Visions of Vocation: Common Grace for the Common Good Steven Garber (IVP) $16.00 I know nearly any well-written and thoughtful Christian book can be given to seekers, but a few are so profound, drawing on such universal themes, and are written with a hope that even those outside of the church will be able to appreciate them, that they could easily be mentioned on a list like this. This is one of those. Many authors write books that are plainspoken, full of Christian guidance, and are fun and easy to read (think Max Lucado, say) and many have been shared with nonbelievers, who have found comfort and help in their pages. Yet this book digs deeper, and offers a vision of life that is coherent and passionate, aware of the great sorrows of the world, and will be useful to smart, curious, passionate adults trying to figure it all out, especially. By telling stories of all kinds of amazing folks — from writers to rock stars to political activists to artists — and asking how they came to take up their passions in the world, despite its deep pain and brokenness, Garber shows that what we do in life matters, and that caring about the common good matters. Steve invites us to ponder perennial concerns, and the current interest in the meaning of work and for living in ways that are authentic and significant makes this handsome paperback very timely for any serious reader. You could be proud to give this as a gift to any thoughtful person with serious concerns, I am sure.

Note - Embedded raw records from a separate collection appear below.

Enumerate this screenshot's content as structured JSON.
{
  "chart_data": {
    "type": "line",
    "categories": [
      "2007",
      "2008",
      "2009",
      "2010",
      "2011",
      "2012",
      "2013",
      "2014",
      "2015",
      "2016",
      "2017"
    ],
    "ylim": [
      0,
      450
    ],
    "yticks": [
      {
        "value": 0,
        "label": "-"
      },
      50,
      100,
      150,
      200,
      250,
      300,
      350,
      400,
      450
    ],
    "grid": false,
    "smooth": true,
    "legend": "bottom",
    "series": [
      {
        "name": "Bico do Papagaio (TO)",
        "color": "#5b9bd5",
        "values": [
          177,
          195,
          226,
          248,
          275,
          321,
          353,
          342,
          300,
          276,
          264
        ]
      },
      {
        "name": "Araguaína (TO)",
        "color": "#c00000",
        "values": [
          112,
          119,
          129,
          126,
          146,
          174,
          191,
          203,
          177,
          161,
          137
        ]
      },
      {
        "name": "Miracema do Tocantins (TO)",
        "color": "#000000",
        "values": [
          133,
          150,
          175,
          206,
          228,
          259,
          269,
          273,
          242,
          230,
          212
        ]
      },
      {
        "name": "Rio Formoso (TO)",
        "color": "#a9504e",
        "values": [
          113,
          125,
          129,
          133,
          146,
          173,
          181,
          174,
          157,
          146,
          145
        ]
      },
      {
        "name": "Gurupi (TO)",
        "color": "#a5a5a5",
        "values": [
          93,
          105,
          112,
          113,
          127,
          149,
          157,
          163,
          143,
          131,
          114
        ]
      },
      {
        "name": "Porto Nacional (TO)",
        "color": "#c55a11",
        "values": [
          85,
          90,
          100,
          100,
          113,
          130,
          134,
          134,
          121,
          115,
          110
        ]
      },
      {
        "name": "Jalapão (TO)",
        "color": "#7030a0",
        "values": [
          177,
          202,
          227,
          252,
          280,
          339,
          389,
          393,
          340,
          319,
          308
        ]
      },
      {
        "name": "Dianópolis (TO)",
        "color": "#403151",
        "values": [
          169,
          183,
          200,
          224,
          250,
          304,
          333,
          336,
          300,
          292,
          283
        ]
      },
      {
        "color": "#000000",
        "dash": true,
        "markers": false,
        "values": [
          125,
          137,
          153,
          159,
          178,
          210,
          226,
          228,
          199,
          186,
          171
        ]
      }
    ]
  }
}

Garber observes that the band U2 sings sometimes explicitly Christian songs but the whole world is able to sing along, to resonant on some level with their theologically rich images and lines, sometimes even from the Bible. Interestingly, I think Visions of Vocation is like that, written with this same texture, obviously by a lover of God and lover of Scripture, but which thoughtful readers of any persuasion can appreciate and be drawn in by. Recommend it and see!
Know Doubt: The Importance of Embracing Uncertainty in Your Faith John Ortberg (Zondervan) $12.99 We have in our store over a dozen good books on doubt. Some are a bit philosophical, others less so. Several are really, really good, but I often come back to this one for anyone who has wrestled with uncertainty or who has “stumbled” in faith. Ortberg is fun to read, thoughtful, clear, pastoral, and, of course, affirms those who realize that being totally honest about doubt and questions is a good thing. He offers his own struggle with doubt, traces the line between belief and unbelief and finds that it is “less a dividing line between hostile camps than a razor’s edge that runs through every soul.” I find that many are unaware that doubt is a common thing even among the devout and feel demoralized by haunting questions. Get this wonderfully-written and carefully considered book for anyone you know who may feel this need, or keep it on hand for those whenever someone ends up “in two minds.” Highly recommended.